Tuesday, August 12, 2008

Cartoon Roughs

"If you send in pencil roughs and we like the idea," so says a solicitation for Boy's Life, "you will be contacted to do a finish."

"Once these roughs have been approved (and any changes made) I finally get to colour the story," says my friend, illustrator Patricia Storms in this interview at Sandbox World. (Patricia says "colour" on account of she's a Canadian.)

What are "roughs?"

A rough is a pencilled cartoon on inexpensive paper.

How rough is a rough?

A rough should be clear enough for someone to tell what's going on. It's OK for people to see construction lines.

But I do not advise sending a rough. Not to an editor who doesn't know who you are. Even if that editor asks for roughs.

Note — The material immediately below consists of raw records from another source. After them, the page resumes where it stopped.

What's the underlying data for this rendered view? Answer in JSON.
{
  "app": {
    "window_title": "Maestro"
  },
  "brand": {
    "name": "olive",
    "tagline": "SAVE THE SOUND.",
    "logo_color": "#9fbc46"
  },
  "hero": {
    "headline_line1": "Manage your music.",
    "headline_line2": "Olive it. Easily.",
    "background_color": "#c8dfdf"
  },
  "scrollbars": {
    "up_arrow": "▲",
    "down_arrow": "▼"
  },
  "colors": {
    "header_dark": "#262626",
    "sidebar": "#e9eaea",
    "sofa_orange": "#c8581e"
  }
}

I advise to send finished cartoons that show you at your best.

I've done this ever since sending out my first batch of cartoons. That way, when they do buy from you, then you just send them a print out of the cartoon (or email them a hi res version).

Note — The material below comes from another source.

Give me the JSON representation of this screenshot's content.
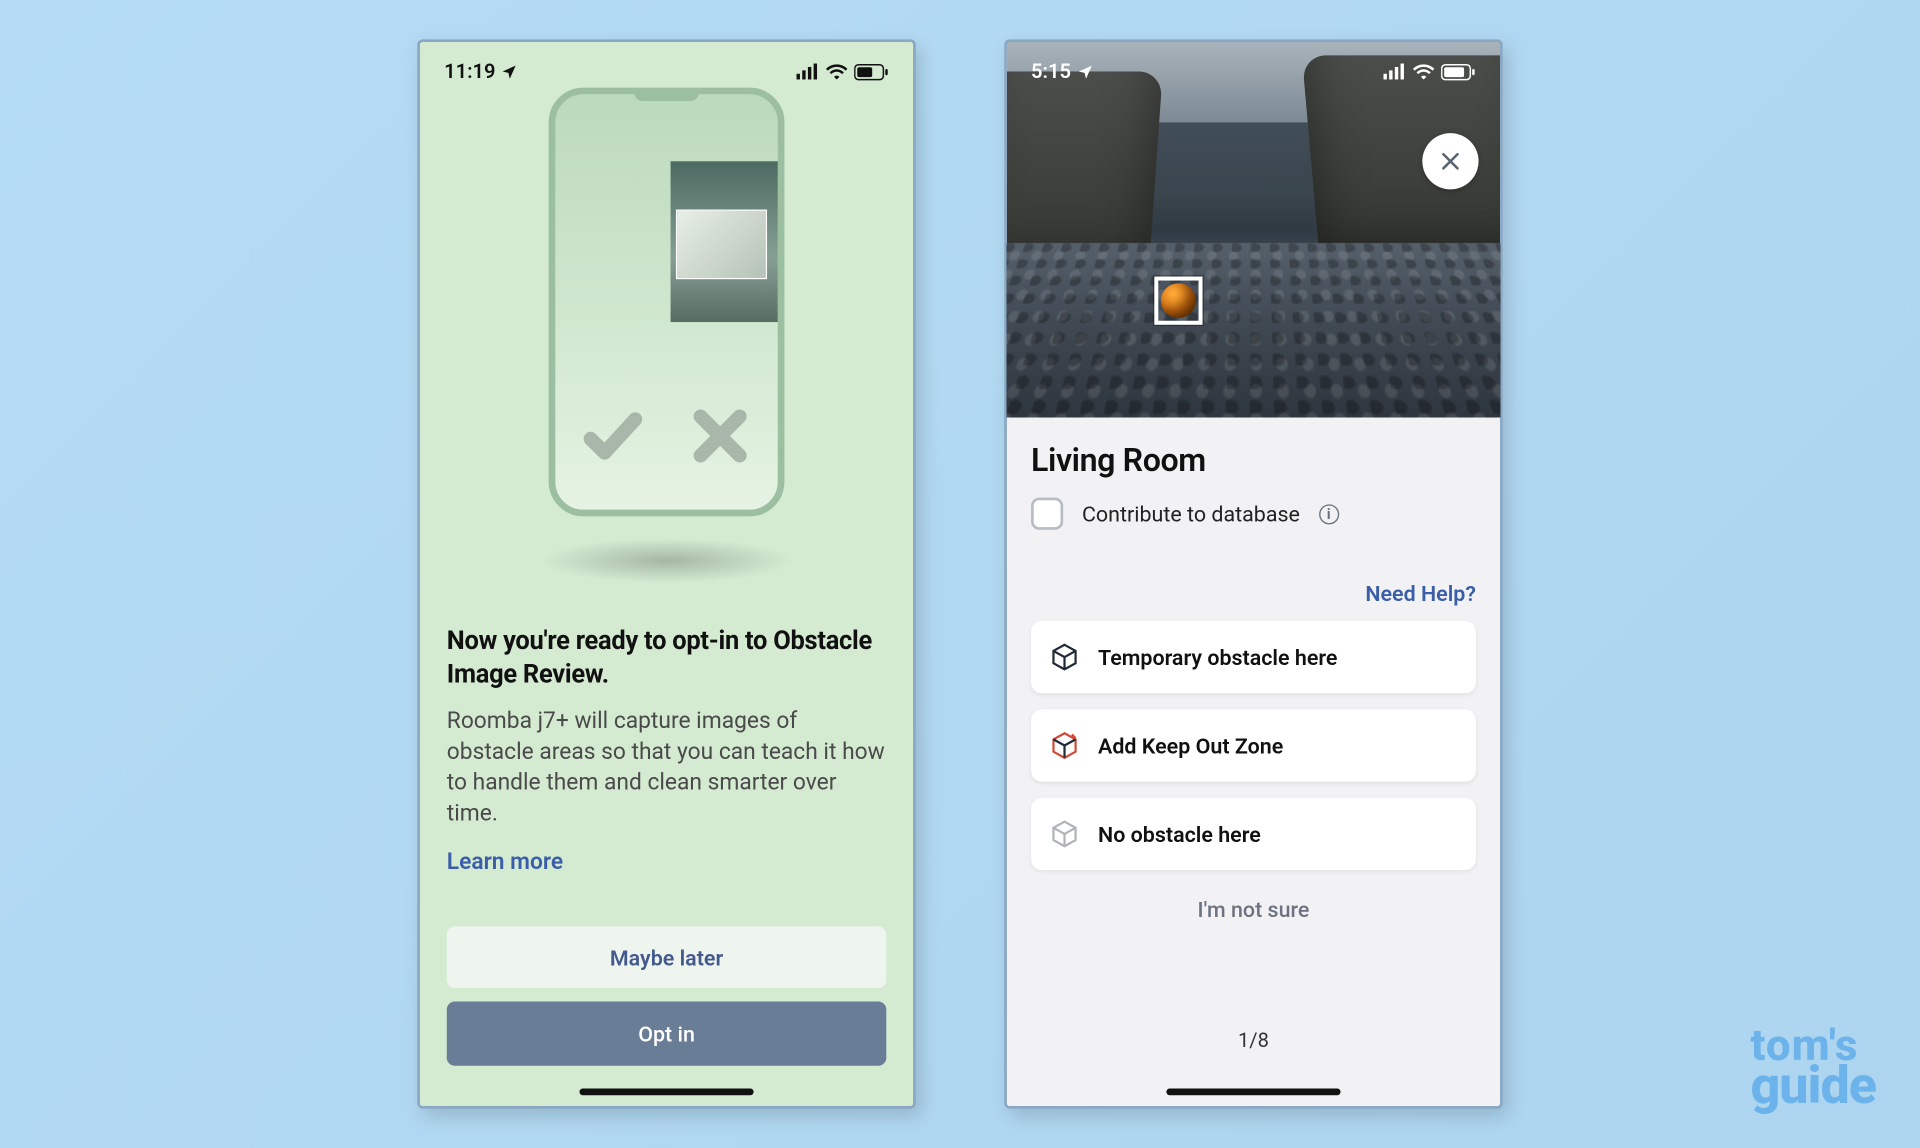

One problem (especially at Bauer Publications) is that the people who edit cartoons tend to change, and you'll sooner or later get someone who doesn't know your work at all. That's when sending something that is finished really helps.

My thanks for Chris over at the Andertalk Forum for bringing up this question.

5 comments:

Mark Anderson said...

Yeah, I think the big days of sending roughs ended before I even started cartooning.

I think working on spec for so long is one of those things that's hard to get past initially, but there's no way around it.

If you want people to start buying your stuff, it had better look really good.

Mr. Karswell said...

Call me old school but I still like to see a rough from a new potential artist. I feel like I learn more about the way they approach and process a cover job and whether or not they're actually going to work out before wasting their time with a fully finished piece.

Rod McKie said...

However, Playboy, HBR and TNYKR are happy to look at roughs and, whilst I'm sure all 3 would suggest changes in a finished drawing they like, they see more potential for changes in the rough. That's just idle speculation on my part, not inside info'. I must be honest, I really like messing around with pencil again.

Also, bear in mind the 'rough' is itself a printed copy, not the actual pencil drawing, and usually pretty close to a finish.

Mark Anderson said...

I'm all about conservation of time and energy. I do the ink and shade and then, if no one buys it, up on the site to be sold to someone else later on.

No fuss, no muss, and only a little extra work.

Mike Lynch said...

>If you want people to start buying your stuff, it had better look really good.

That's pretty much my entire blog entry boiled down!

Karswell, I wish there were more like you.

Rod, I agree that a rough should be pretty close to a finish.